About 28 per cent of the women who did not report the harassment cases said they refrained from complaining as they feared the move could "negatively impact their relationships" at work, while 15 per cent thought it could have a "negative impact on their career prospects".
More than half of the women surveyed said they had suffered some form of abuse ranging from unwanted touching and physical advances to demeaning commenting or jokes.
The study was conducted by TUC in collaboration with the Everyday Sexism Project and also found that in about 88 per cent of the cases, the perpetrators were male.
Twenty per cent of the women surveyed said they were "too embarrassed" to talk about it, while 24 per cent said they did not report the incidents because they felt they would not be believed or taken seriously.
Another 20 per cent of those who were surveyed said they had experienced unwanted verbal sexual advances at work, while 12 per cent women said they had experienced unwanted sexual touching or attempts to kiss at their workplaces.
"It will be almost impossible for Scotland to realise its ambitions for women's equality when harassment persists in being unseen, uncounted, and unacknowledged." Emma Ritch
The TUC said in a statement that the survey, carried out by YouGov, covered 1,533 adult British women who are either working, or have been in some paid work in the past and also included women from ethnic minority backgrounds.
TUC general secretary Frances O'Grady said: "Let's be clear — sexual harassment is undermining, humiliating and can have a huge effect on mental health. Victims are often left feeling ashamed and frightened. It has no place in a modern workplace, or in wider society.

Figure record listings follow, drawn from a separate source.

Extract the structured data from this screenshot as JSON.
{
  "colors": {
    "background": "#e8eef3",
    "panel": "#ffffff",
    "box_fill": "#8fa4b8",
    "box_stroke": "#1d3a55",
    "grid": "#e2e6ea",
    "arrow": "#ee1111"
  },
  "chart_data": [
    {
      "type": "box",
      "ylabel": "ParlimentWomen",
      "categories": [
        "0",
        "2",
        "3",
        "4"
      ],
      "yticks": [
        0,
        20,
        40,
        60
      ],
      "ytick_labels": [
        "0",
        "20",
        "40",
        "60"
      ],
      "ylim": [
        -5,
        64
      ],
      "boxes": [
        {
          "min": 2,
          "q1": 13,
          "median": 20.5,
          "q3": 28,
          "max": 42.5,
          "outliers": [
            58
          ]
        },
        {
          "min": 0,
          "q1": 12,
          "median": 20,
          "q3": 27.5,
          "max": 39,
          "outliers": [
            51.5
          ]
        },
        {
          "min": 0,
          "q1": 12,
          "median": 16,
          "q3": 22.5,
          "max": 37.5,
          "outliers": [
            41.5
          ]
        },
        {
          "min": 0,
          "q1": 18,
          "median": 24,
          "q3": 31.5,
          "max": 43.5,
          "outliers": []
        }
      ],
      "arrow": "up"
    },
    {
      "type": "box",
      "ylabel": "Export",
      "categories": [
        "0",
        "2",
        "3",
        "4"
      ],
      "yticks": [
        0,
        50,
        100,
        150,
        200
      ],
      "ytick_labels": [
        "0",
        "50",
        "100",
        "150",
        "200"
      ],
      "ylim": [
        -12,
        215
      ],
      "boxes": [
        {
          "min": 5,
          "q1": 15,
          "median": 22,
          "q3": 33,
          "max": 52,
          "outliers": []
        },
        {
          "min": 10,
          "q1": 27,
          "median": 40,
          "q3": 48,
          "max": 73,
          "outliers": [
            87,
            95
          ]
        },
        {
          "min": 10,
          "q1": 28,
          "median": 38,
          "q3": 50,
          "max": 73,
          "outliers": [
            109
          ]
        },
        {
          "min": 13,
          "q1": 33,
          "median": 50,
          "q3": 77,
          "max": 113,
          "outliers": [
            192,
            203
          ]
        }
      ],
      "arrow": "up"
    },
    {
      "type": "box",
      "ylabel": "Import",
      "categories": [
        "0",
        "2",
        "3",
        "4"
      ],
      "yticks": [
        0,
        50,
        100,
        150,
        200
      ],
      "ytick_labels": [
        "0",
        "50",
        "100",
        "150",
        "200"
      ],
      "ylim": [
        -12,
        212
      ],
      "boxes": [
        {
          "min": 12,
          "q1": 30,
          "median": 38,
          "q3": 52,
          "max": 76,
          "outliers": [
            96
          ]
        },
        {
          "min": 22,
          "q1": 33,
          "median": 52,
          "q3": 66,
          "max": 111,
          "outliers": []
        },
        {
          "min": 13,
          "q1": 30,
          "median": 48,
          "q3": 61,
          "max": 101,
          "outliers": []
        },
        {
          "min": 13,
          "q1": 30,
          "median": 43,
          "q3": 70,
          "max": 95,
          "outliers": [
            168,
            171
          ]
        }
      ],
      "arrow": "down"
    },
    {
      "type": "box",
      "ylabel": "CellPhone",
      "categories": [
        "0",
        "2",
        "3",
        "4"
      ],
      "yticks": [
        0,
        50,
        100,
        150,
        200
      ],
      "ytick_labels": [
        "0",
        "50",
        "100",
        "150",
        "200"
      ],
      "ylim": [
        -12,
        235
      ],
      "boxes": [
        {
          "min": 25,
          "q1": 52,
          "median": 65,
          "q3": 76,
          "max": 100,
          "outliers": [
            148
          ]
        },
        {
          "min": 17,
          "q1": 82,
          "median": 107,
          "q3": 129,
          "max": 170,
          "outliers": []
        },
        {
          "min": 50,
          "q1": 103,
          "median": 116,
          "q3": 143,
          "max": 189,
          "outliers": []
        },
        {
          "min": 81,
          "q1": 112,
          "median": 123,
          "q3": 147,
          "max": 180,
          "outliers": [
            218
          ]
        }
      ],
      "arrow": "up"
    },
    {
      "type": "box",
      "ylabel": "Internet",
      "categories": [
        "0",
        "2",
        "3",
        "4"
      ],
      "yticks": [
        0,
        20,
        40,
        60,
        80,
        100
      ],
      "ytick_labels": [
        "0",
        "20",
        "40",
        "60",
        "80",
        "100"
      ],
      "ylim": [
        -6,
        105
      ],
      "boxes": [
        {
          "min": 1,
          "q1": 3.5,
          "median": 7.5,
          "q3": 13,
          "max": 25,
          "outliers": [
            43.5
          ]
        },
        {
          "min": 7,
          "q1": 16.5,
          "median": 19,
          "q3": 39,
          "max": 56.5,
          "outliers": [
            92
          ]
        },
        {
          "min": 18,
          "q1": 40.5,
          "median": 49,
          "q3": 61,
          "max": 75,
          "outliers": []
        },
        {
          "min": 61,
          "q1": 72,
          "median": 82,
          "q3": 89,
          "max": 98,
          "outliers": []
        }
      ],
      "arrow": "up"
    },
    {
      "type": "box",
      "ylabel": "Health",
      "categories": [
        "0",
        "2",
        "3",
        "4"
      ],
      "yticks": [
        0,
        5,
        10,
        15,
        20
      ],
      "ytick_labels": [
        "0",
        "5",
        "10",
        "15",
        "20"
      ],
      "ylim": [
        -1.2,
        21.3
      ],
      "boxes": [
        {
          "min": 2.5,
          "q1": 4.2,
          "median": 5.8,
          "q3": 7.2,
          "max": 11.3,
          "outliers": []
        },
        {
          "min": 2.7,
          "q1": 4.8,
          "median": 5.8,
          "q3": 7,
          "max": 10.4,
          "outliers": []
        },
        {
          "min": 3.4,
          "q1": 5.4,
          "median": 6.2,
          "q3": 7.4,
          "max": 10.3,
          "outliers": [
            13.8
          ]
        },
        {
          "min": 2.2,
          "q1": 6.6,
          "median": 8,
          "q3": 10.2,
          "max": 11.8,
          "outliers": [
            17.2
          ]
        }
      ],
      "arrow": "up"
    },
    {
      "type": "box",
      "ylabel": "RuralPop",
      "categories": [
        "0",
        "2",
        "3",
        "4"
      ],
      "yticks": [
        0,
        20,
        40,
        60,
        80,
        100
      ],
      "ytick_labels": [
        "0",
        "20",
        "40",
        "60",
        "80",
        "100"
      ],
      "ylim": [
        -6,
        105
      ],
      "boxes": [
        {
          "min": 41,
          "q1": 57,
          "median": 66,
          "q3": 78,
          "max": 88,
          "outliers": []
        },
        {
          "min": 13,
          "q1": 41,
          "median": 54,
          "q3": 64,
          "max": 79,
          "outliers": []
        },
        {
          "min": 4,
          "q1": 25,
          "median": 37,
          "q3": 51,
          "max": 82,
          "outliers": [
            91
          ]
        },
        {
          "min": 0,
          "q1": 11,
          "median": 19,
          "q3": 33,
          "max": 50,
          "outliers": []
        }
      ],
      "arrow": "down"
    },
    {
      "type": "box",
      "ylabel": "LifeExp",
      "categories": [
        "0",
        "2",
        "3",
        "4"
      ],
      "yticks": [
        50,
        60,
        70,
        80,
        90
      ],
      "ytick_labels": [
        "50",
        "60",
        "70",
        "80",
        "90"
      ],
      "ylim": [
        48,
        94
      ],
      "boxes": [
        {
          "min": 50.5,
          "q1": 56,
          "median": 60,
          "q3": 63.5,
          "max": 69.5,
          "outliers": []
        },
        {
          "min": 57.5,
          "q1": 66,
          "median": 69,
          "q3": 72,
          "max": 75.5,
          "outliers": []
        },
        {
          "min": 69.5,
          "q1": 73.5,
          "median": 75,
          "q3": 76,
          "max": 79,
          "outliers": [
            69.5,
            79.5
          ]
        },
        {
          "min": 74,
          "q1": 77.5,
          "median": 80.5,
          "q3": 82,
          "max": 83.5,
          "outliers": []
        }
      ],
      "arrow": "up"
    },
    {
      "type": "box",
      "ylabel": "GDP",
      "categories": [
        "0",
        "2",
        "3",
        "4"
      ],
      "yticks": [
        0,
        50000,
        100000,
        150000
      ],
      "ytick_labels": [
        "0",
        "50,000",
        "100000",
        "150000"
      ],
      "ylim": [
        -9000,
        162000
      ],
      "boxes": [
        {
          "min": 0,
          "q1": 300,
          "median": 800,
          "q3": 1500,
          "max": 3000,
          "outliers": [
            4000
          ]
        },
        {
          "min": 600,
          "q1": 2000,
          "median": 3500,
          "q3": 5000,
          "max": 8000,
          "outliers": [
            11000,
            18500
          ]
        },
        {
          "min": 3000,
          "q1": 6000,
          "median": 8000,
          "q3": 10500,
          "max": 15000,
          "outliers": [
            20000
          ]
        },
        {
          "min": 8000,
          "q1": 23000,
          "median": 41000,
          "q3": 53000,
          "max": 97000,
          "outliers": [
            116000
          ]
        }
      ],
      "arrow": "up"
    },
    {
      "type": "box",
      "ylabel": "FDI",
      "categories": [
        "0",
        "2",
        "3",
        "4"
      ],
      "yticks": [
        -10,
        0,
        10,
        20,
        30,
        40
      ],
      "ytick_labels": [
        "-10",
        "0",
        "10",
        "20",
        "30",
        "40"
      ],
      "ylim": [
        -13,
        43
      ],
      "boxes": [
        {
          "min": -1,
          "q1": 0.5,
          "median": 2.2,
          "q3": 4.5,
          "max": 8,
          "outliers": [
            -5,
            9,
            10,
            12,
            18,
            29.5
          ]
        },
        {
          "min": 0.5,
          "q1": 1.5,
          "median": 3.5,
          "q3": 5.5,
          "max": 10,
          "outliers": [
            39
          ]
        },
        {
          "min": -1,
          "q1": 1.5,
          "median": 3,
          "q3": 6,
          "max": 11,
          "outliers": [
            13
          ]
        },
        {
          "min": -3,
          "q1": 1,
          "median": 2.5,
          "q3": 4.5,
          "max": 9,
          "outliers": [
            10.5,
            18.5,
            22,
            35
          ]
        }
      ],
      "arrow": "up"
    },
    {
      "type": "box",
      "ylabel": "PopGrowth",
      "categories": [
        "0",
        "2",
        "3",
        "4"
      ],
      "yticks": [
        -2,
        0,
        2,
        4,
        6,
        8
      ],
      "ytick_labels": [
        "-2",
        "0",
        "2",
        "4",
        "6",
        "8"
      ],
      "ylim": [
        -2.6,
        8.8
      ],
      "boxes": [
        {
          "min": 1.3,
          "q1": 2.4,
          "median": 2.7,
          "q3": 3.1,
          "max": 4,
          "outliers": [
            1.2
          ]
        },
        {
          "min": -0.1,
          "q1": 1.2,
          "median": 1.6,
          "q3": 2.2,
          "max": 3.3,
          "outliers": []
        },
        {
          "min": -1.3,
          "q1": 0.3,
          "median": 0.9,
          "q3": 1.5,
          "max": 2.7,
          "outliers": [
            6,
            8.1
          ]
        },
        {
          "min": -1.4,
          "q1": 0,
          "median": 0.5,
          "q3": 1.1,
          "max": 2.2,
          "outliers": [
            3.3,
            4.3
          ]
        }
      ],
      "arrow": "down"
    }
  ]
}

"Employers must be clear they have a zero tolerance attitude to sexual harassment and treat any complaint seriously. It's a scandal that so few women feel their bosses are dealing with the issue properly.
"Anyone worried about inappropriate behaviour at work should join a union to make sure they are protected and respected at work," O'Grady added.
Online campaigners and writers additionally connected the importance of tribunal fees in helping women to report harassment and for business, institutions and bodies to address it.
The introduction of tribunal fees in 2013 to UK law, dramatically reduced the volume of tribunal claims and raised concerns about access to justice.
The Scottish government has proposed an abolition of the fees as a result of new powers it has received through the Scotland Act 2016.